Certainly, stranded gas in Alaska, for example would find ready markets in Japan and elsewhere in East Asia.
Then there is the broader impact on the US economy. In addition to enabling the US to reducing dependence on oil imports from 60% to 42%, unconventional gas (shale, tight sands and coalbed methane) is supporting one million jobs –projected to grow to 1.4 million jobs by 2015, according to an IHS study. Shale is spurring US manufacturing in downstream industries – petrochemical, chemical, metals and other energy-intensive industries. A Price WaterhouseCooper (PWC) study projects that the benefits from shale could allow US industry to lower raw materials and energy costs by $11.6 billion and create approximately one million more jobs by 2025.

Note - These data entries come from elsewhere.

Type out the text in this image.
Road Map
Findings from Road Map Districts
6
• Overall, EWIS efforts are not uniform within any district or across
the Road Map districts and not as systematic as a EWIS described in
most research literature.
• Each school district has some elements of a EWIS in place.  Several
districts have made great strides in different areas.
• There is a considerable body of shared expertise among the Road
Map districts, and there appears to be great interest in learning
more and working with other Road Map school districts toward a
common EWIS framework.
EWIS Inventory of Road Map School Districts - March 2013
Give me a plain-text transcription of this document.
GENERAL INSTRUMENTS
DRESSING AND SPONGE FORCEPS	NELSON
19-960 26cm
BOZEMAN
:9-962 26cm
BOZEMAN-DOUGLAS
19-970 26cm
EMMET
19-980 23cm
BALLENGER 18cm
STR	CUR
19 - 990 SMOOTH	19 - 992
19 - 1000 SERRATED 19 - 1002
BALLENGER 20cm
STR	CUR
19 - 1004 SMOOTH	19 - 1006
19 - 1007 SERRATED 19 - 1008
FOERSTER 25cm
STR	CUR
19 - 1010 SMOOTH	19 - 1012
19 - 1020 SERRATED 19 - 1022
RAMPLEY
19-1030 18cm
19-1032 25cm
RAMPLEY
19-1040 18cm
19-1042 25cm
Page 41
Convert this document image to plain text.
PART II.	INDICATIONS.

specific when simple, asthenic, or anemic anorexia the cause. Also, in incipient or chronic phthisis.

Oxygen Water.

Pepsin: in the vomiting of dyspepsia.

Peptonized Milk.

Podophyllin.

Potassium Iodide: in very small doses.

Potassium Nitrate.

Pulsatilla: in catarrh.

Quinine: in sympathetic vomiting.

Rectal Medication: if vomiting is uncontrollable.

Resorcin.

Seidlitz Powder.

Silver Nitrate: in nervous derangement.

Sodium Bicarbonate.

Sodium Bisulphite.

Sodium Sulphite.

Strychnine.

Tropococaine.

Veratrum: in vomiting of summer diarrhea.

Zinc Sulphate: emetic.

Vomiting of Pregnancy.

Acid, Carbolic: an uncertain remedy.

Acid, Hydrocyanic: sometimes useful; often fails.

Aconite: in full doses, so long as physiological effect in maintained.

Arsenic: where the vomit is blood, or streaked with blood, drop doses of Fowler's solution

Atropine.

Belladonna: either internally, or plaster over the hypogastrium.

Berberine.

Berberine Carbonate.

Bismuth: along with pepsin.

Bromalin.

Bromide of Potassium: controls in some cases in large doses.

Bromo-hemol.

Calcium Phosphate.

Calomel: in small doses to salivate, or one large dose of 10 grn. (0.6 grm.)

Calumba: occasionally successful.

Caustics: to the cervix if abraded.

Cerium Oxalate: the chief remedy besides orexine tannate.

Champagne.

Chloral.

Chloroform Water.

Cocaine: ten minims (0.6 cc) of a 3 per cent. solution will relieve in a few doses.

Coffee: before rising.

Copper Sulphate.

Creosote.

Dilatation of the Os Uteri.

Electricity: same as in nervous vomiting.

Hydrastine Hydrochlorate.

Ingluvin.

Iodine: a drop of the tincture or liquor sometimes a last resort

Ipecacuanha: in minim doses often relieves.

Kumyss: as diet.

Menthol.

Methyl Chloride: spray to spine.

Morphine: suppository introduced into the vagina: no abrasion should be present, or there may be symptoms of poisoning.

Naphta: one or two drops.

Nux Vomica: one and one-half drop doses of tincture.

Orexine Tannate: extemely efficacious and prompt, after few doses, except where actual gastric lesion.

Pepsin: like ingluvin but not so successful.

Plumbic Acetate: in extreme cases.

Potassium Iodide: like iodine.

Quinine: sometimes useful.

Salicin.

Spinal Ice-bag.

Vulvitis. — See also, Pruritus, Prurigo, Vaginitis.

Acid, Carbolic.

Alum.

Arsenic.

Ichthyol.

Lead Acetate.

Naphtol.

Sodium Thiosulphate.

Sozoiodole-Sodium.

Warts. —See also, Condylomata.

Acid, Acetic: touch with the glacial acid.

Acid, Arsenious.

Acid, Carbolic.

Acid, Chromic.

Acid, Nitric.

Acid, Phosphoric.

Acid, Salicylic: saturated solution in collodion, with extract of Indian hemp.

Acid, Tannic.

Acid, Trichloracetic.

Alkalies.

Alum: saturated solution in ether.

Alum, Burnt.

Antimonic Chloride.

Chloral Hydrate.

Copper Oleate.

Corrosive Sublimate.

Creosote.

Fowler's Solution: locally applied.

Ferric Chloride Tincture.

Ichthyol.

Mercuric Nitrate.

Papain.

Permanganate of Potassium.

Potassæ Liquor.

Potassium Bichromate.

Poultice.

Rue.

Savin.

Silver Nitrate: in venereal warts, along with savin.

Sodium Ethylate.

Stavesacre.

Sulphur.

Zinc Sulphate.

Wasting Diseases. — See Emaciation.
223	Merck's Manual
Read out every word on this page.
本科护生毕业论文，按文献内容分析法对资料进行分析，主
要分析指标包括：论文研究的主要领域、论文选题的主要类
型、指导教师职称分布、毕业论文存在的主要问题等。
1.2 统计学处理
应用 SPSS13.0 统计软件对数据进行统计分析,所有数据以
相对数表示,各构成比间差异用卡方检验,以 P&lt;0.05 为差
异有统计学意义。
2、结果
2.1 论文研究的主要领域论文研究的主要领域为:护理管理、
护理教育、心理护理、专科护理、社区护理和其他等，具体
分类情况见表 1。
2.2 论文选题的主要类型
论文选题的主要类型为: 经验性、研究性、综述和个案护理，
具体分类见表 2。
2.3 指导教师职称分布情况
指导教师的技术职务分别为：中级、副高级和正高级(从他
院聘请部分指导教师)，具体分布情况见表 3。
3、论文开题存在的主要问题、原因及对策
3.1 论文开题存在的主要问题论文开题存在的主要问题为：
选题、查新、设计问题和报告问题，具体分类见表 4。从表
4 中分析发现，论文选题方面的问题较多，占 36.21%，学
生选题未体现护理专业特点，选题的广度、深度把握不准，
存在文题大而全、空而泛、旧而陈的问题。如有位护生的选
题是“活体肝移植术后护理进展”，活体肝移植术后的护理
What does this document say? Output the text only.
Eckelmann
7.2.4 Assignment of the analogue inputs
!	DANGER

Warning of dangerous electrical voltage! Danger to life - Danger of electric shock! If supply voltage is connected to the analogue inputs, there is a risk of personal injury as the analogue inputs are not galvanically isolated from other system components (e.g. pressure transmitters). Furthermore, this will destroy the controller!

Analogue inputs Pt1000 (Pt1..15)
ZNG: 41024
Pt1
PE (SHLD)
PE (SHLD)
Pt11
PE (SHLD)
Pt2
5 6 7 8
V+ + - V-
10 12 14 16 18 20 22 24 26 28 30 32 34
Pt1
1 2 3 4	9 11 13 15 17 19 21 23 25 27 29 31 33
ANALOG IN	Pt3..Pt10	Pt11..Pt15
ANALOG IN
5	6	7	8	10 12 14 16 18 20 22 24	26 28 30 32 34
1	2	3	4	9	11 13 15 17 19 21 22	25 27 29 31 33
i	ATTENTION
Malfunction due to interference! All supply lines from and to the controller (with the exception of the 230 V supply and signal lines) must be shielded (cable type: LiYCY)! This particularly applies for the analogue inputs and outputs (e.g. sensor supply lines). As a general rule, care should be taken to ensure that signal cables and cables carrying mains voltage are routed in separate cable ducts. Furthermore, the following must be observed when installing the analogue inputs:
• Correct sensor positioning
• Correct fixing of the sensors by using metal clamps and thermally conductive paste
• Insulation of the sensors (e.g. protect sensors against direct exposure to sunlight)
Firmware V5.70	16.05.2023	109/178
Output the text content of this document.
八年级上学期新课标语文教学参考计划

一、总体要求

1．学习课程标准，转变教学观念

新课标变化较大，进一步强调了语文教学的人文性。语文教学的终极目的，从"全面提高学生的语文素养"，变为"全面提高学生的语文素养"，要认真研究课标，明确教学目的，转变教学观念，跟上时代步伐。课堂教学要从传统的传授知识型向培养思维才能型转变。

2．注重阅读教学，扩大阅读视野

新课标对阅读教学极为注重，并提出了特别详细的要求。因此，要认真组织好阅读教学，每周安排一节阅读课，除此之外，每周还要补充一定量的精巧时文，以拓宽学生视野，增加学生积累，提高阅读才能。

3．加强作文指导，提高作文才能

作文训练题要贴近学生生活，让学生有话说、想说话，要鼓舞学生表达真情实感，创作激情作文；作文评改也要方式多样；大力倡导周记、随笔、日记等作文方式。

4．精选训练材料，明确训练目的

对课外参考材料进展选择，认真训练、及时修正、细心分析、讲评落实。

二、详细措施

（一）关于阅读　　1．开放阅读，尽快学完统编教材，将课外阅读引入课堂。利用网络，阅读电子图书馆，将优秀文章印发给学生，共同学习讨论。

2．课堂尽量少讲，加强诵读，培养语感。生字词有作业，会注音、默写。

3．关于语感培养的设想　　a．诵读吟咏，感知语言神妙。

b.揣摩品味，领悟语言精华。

Lastly, there are the geopolitical ramifications of the Shale revolution with Russia and Iran the apparent losers. With shale allowing US gas to sell at 75% below what Gazprom charges E.European customers, the most important cog in Putin’s State capitalist crony system may be at risk. Gazprom has been forced to lower prices to Europe and is being investigated by the European Commission for price fixing. The result will likely increase pressure on Gazprom to lower prices. Already Gazprom’s market value has shriveled from $365 billion in 2008 to $120 billion today and major projects such as the Shtokman gas project in the Arctic have been cancelled. As Gazprom has been a veritable cash cow enabling Putin to build and sustain his ruling network of cronies, Gazprom’s uncertain fate raises intriguing questions about Russia’s future as a petro-state. [3]
Robert A. Manning is a Senior Fellow at the Atlantic Council.